Here's the comment that I quoted from above. That "friend of a friend" wrote:
"...If you want to reduce human caused climate change, you have two choices. Reduce the human population, or eliminate the industries that support the biomass. Unless people are willing to turn off the lights, return to little house on the prairie AND eliminate roughly half the population of the earth the argument and discussion is nothing other than mental masturbation. No one is going to eliminate the comforts they have, and no one is going to suggest exterminating 3 billion people." (underline not in original)
[I'd never heard anyone refer to humans as "biomass," though I have, at times, wondered how many human beings this earth can support. I remember reading about the so-called Population Bomb back when I was in junior high, but I've heard, through I haven't studied, that population growth has not been as great as was feared back then, and that advances in technology are allowing the earth to support more people. I was shocked by what this "friend of a friend" said, and I asked the person who wrote that if he knew of "a scholarly publication or someone with credentials who has done research or has an analysis to support your point that there's no way to reverse it," that is global warming, short of such draconian measures. I told him "I'd like to see that for my own study and prayer." He said there were "papers he could reference," but I haven't heard from him about what they are. I messaged him on Sunday. Hopefully I'll hear.]
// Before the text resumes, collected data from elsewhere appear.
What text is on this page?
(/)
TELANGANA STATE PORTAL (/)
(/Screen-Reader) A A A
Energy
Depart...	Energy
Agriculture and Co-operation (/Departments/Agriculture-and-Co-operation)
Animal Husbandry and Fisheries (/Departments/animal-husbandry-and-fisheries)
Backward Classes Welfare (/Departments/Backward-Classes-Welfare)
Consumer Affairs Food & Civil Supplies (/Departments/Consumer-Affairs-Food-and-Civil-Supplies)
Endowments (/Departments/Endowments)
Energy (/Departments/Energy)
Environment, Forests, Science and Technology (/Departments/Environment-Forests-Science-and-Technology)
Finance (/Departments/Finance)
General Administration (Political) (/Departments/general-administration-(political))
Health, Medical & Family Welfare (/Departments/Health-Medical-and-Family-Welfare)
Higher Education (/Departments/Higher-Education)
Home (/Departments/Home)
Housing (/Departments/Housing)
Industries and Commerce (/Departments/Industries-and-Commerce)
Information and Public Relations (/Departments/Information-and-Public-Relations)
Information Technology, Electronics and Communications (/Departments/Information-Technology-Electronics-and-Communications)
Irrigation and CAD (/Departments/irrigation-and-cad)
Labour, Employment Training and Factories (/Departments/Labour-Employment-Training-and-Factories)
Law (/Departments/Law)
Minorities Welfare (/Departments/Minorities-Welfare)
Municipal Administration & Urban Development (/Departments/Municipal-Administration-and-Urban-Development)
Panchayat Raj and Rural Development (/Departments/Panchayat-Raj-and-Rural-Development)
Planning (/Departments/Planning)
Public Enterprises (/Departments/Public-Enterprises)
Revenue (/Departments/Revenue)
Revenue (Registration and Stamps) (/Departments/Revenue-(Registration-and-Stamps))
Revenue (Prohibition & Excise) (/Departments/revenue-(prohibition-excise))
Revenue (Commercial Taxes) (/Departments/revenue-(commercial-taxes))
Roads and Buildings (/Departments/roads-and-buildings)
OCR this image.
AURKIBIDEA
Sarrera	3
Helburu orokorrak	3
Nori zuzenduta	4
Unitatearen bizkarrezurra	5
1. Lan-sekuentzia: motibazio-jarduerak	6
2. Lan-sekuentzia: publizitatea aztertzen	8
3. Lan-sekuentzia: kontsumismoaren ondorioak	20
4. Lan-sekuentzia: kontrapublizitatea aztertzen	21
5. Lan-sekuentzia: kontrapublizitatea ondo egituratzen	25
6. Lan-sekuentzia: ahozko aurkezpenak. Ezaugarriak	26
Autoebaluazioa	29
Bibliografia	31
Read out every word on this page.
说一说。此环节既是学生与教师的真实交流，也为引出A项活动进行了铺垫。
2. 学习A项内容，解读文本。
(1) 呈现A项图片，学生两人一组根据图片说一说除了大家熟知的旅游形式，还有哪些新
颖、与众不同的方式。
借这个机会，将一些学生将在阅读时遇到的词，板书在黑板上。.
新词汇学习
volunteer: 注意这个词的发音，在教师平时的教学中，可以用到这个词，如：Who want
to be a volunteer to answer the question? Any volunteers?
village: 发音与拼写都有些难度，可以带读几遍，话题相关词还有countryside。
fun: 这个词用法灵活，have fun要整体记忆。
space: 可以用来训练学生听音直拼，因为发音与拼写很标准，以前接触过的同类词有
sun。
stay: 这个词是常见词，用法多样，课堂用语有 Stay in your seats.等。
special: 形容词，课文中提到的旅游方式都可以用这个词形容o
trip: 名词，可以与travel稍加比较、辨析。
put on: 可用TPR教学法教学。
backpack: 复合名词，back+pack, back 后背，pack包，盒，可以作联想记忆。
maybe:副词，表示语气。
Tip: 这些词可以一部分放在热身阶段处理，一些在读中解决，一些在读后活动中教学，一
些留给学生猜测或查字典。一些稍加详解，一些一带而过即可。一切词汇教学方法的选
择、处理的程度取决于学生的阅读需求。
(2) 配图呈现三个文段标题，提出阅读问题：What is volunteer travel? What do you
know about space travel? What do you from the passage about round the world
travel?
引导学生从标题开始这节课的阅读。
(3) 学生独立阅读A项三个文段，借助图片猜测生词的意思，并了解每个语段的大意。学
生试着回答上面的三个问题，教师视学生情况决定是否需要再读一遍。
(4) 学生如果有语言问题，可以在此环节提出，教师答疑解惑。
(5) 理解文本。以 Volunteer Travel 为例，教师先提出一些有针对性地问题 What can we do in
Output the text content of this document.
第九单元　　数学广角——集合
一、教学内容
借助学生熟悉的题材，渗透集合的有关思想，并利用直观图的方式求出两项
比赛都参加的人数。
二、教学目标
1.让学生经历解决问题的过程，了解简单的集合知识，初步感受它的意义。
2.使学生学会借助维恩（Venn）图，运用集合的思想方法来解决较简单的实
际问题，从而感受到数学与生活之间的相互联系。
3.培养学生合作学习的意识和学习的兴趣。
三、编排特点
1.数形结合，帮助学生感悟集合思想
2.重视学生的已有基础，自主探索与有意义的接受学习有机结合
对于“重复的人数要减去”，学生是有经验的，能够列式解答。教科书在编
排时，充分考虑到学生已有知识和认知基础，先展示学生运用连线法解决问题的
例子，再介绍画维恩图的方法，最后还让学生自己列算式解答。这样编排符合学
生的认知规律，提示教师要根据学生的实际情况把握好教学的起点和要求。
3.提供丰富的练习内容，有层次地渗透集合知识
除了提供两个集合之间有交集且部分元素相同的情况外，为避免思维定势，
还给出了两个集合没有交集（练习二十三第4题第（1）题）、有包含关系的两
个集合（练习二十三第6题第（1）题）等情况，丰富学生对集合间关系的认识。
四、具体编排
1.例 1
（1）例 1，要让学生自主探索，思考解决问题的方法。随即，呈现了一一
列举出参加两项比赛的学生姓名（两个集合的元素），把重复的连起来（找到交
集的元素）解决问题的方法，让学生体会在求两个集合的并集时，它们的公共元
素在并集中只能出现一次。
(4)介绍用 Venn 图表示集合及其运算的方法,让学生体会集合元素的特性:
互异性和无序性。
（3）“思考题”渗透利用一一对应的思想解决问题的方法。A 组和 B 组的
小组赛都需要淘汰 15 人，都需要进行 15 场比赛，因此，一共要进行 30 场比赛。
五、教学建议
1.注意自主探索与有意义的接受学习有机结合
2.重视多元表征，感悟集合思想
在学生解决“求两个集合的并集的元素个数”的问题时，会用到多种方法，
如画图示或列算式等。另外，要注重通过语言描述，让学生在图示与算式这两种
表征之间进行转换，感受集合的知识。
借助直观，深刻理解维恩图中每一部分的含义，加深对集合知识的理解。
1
So what I was thinking of, Saturday morning before my race, was that line "...no one is going to eliminate the comforts they have." I know that's not literally true, since some people do choose to go without comforts in order to be good stewards of God's creation and the resources that come from it. But it is true that it's not very likely that people voluntarily giving up comforts for the common good, in order to be more frugal with energy consumption, or to change what we eat (I've heard beef and dairy are major sources of greenhouse gases), in the numbers it would take to really make a difference in global warming. We -- "all" (or almost all) of us -- are wedded to those comforts. It would take a lot to get us to change.

And that's where running buddies comes in. We need "running buddies" if we're going to make any sort of positive changes in our lives, especially changes that make life more difficult. Running is hard, and without my nieces invitation, and without their inspiration -- they are doing so well - on Saturday I barely matched their pre-training pace -- they finished at least a minute ahead. As I was going out to train, in the weeks before the race, the thought that they were doing this gave me enough inspiration to not stop and walk, as I almost always wanted to do. The fact that we were "buddies" got me going, even through we never trained side-by-side.

Can we be "running buddies" for one another as we make the changes that will be needed to deal with climate change? Can we who claim to be Christians get out front and set the pace, being willing to give up some (or even many!) of our comforts in order to reduce human caused climate change? Will we change the habits of our lives first and then invite others to come along?

Christians need to repent, that is, to change their way of life, so that others will learn it's possible.

That's what I was thinking about early Saturday morning as I got ready to run. I ran again today even though I don't have the upcoming race as an inspiration. It's still not easy, but now I know I can do it.

Maybe we can stick to new challenging patterns of life that will help the environment too.